Standard abbreviations
- ISO 4: J. Anim. Feed Sci.

Indexing
- CODEN: JFESEA
- ISSN: 1230-1388 (print) 2719-8448 (web)
- OCLC no.: 29354750

Links
- Journal homepage; Online archive;

= Journal of Animal and Feed Sciences =

Journal of Animal and Feed Sciences is an open access peer-reviewed scientific journal of animal and agricultural science. The journal has been published by the Kielanowski Institute of Animal Physiology and Nutrition of the Polish Academy of Sciences (Jabłonna, Poland) since 1992. It continues the earlier Polish-language Roczniki nauk rolniczych. Seria B: Zootechniczna.

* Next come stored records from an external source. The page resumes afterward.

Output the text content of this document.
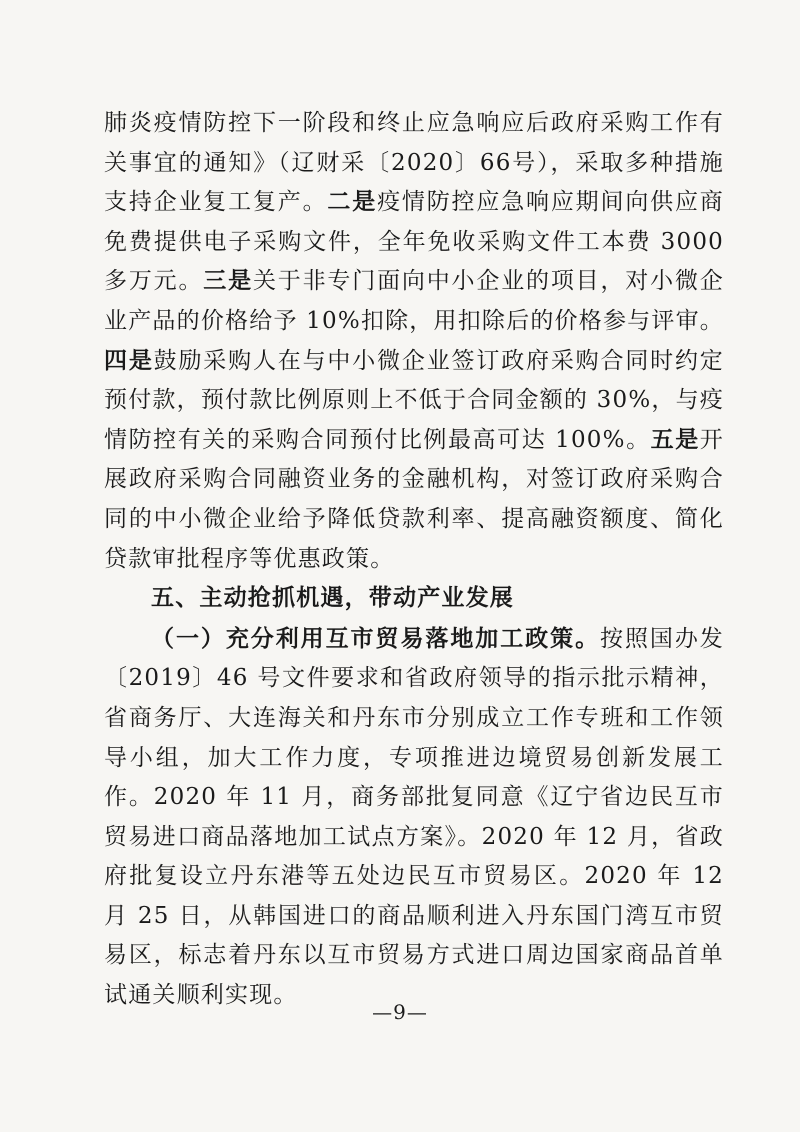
肺炎疫情防控下一阶段和终止应急响应后政府采购工作有关事宜的通知》（辽财采〔2020〕66号），采取多种措施支持企业复工复产。二是疫情防控应急响应期间向供应商免费提供电子采购文件，全年免收采购文件工本费 3000 多万元。三是关于非专门面向中小企业的项目，对小微企业产品的价格给予 10%扣除，用扣除后的价格参与评审。四是鼓励采购人在与中小微企业签订政府采购合同时约定预付款，预付款比例原则上不低于合同金额的 30%，与疫情防控有关的采购合同预付比例最高可达 100%。五是开展政府采购合同融资业务的金融机构，对签订政府采购合同的中小微企业给予降低贷款利率、提高融资额度、简化贷款审批程序等优惠政策。

五、主动抢抓机遇，带动产业发展

（一）充分利用互市贸易落地加工政策。按照国办发〔2019〕46 号文件要求和省政府领导的指示批示精神，省商务厅、大连海关和丹东市分别成立工作专班和工作领导小组，加大工作力度，专项推进边境贸易创新发展工作。2020 年 11 月，商务部批复同意《辽宁省边民互市贸易进口商品落地加工试点方案》。2020 年 12 月，省政府批复设立丹东港等五处边民互市贸易区。2020 年 12 月 25 日，从韩国进口的商品顺利进入丹东国门湾互市贸易区，标志着丹东以互市贸易方式进口周边国家商品首单试通关顺利实现。

—9—
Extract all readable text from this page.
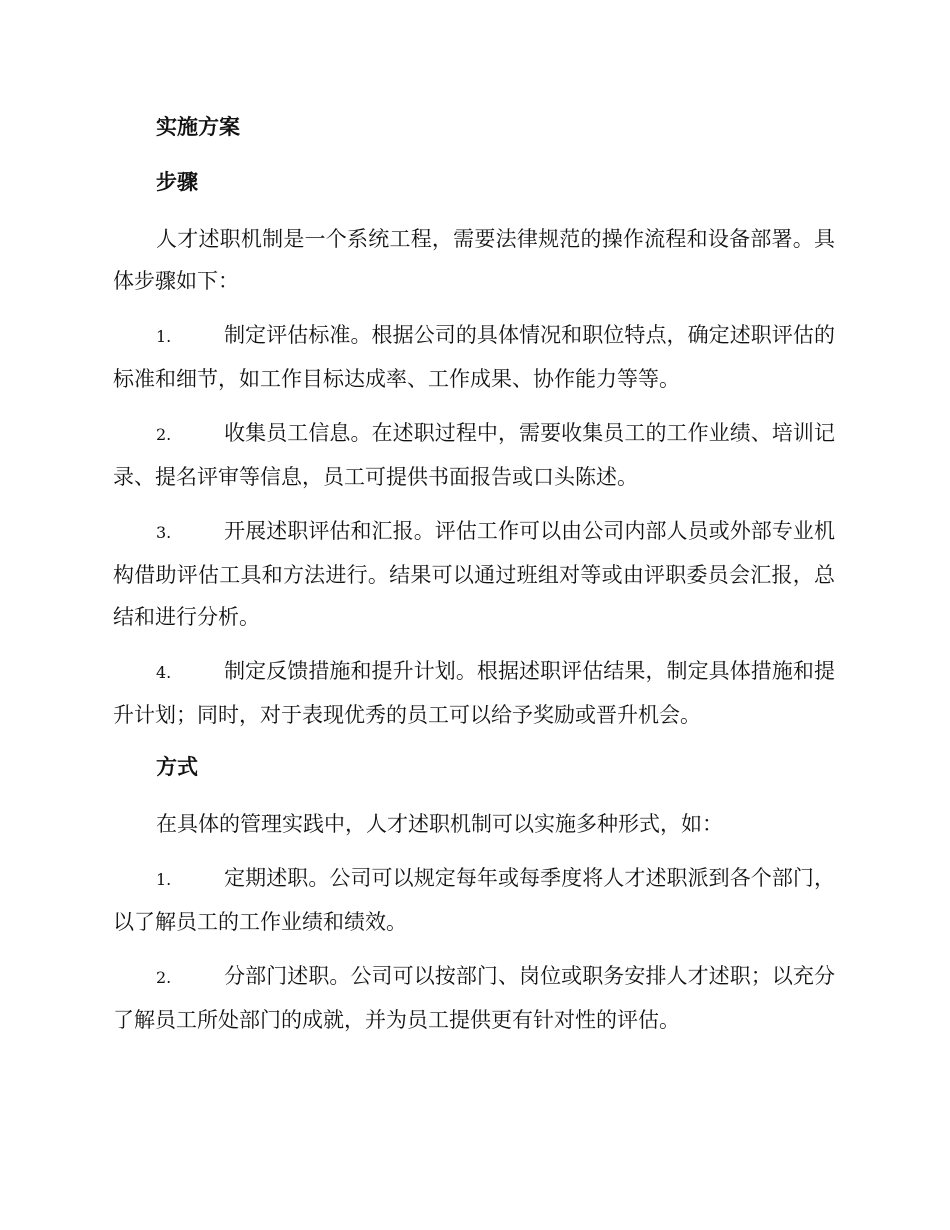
实施方案
步骤

人才述职机制是一个系统工程，需要法律规范的操作流程和设备部署。具体步骤如下：

1.	制定评估标准。根据公司的具体情况和职位特点，确定述职评估的标准和细节，如工作目标达成率、工作成果、协作能力等等。

2.	收集员工信息。在述职过程中，需要收集员工的工作业绩、培训记录、提名评审等信息，员工可提供书面报告或口头陈述。

3.	开展述职评估和汇报。评估工作可以由公司内部人员或外部专业机构借助评估工具和方法进行。结果可以通过班组对等或由评职委员会汇报，总结和进行分析。

4.	制定反馈措施和提升计划。根据述职评估结果，制定具体措施和提升计划；同时，对于表现优秀的员工可以给予奖励或晋升机会。

方式

在具体的管理实践中，人才述职机制可以实施多种形式，如：

1.	定期述职。公司可以规定每年或每季度将人才述职派到各个部门，以了解员工的工作业绩和绩效。

2.	分部门述职。公司可以按部门、岗位或职务安排人才述职；以充分了解员工所处部门的成就，并为员工提供更有针对性的评估。
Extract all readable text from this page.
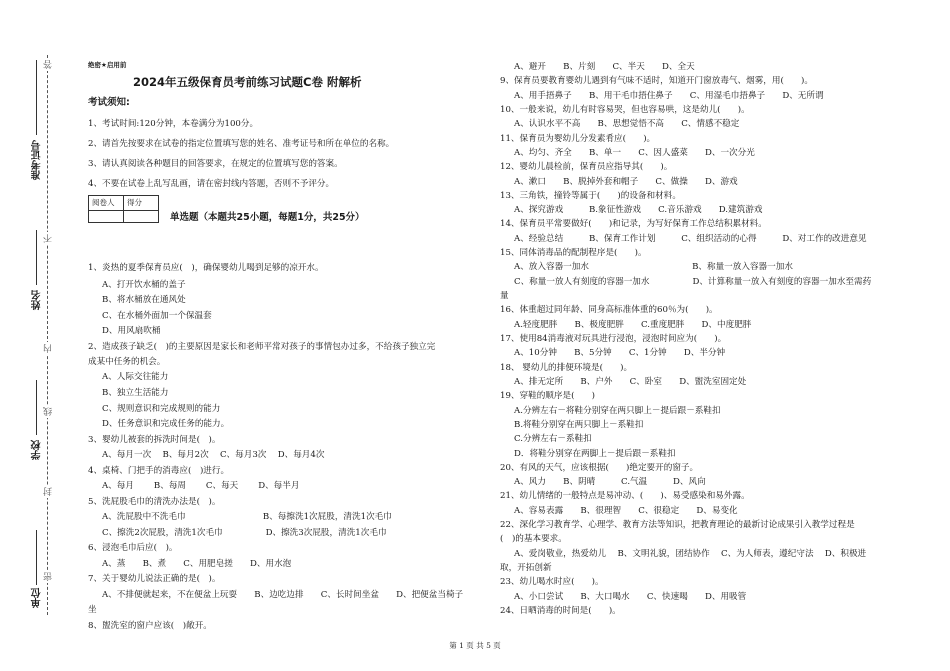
准考证号
姓名
学校
单位
答
不
内
线
封
密
绝密★启用前
2024年五级保育员考前练习试题C卷 附解析
考试须知:
1、考试时间:120分钟，本卷满分为100分。
2、请首先按要求在试卷的指定位置填写您的姓名、准考证号和所在单位的名称。
3、请认真阅读各种题目的回答要求，在规定的位置填写您的答案。
4、不要在试卷上乱写乱画，请在密封线内答题，否则不予评分。
阅卷人	得分

单选题（本题共25小题，每题1分，共25分）
1、炎热的夏季保育员应(　)，确保婴幼儿喝到足够的凉开水。
A、打开饮水桶的盖子
B、将水桶放在通风处
C、在水桶外面加一个保温套
D、用风扇吹桶
2、造成孩子缺乏(　)的主要原因是家长和老师平常对孩子的事情包办过多，不给孩子独立完
成某中任务的机会。
A、人际交往能力
B、独立生活能力
C、规则意识和完成规则的能力
D、任务意识和完成任务的能力。
3、婴幼儿被套的拆洗时间是(　)。
A、每月一次　 B、每月2次　 C、每月3次　 D、每月4次
4、桌椅、门把手的消毒应(　)进行。
A、每月　　 B、每周　　 C、每天　　 D、每半月
5、洗屁股毛巾的清洗办法是(　)。
A、洗屁股中不洗毛巾　　　　　　　　　B、每擦洗1次屁股，清洗1次毛巾
C、擦洗2次屁股，清洗1次毛巾　　　　　D、擦洗3次屁股，清洗1次毛巾
6、浸泡毛巾后应(　)。
A、蒸　　B、煮　　C、用肥皂搓　　D、用水泡
7、关于婴幼儿说法正确的是(　)。
A、不排便就起来，不在便盆上玩耍　　B、边吃边排　　C、长时间坐盆　　D、把便盆当椅子
坐
8、盥洗室的窗户应该(　)敞开。
A、避开　　B、片刻　　C、半天　　D、全天
9、保育员要教育婴幼儿遇到有气味不适时，知道开门窗放毒气、烟雾，用(　　)。
A、用手捂鼻子　　B、用干毛巾捂住鼻子　　C、用湿毛巾捂鼻子　　D、无所谓
10、一般来说，幼儿有时容易哭，但也容易哄，这是幼儿(　　)。
A、认识水平不高　　B、思想觉悟不高　　C、情感不稳定
11、保育员为婴幼儿分发素肴应(　　)。
A、均匀、齐全　　B、单一　　C、因人盛菜　　D、一次分光
12、婴幼儿晨检前，保育员应指导其(　　)。
A、漱口　　B、脱掉外套和帽子　　C、做操　　D、游戏
13、三角铁，撞铃等属于(　　)的设备和材料。
A、探究游戏　　　B.象征性游戏　　C.音乐游戏　　D.建筑游戏
14、保育员平常要做好(　　)和记录，为写好保育工作总结积累材料。
A、经验总结　　　B、保育工作计划　　　C、组织活动的心得　　　D、对工作的改进意见
15、同体消毒品的配制程序是(　　)。
A、放入容器一加水　　　　　　　　　　　　B、称量一放入容器一加水
C、称量一放人有刻度的容器一加水　　　　　D、计算称量一放入有刻度的容器一加水至需药
量
16、体重超过同年龄、同身高标准体重的60％为(　　)。
A.轻度肥胖　　B、极度肥胖　　C.重度肥胖　　D、中度肥胖
17、使用84消毒液对玩具进行浸泡，浸泡时间应为(　　)。
A、10分钟　　B、5分钟　　C、1分钟　　D、半分钟
18、 婴幼儿的排便环境是(　　)。
A、排无定所　　B、户外　　C、卧室　　D、盥洗室固定处
19、穿鞋的顺序是(　　)
A.分辨左右－将鞋分别穿在两只脚上－提后跟－系鞋扣
B.将鞋分别穿在两只脚上－系鞋扣
C.分辨左右－系鞋扣
D．将鞋分别穿在两脚上－提后跟－系鞋扣
20、有风的天气，应该根据(　　)绝定要开的窗子。
A、风力　　B、阴晴　　　C.气温　　　D、风向
21、幼儿情绪的一般特点是易冲动、(　　)、易受感染和易外露。
A、容易表露　　B、很理智　　C、很稳定　　D、易变化
22、深化学习教育学、心理学、教育方法等知识，把教育理论的最新讨论成果引入教学过程是
(　)的基本要求。
A、爱岗敬业，热爱幼儿　 B、文明礼貌，团结协作　 C、为人师表，遵纪守法　 D、积极进
取，开拓创新
23、幼儿喝水时应(　　)。
A、小口尝试　　B、大口喝水　　C、快速喝　　D、用吸管
24、日晒消毒的时间是(　　)。
第 1 页 共 5 页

It publishes original papers, reviews and, occasionally, short papers on basic and applied research. The journal was edited by Jan Kowalczyk (1991–2013), Jacek Skomiał (2014–2020), Agata Krawczyńska (2021) and since 2022 is edited by Anna Antuszewicz.

== Abstracting and indexing ==
The journal is abstracted and indexed in:

- CAB Abstracts
- Current Contents (Life Sciences)
- Science Citation Index
- Food Science and Technology Abstracts
- Index Copernicus
- SCOPUS
- Cabell's International
- AGRO

According to the Journal Citation Reports, the journal has a 2020 impact factor of 1.0.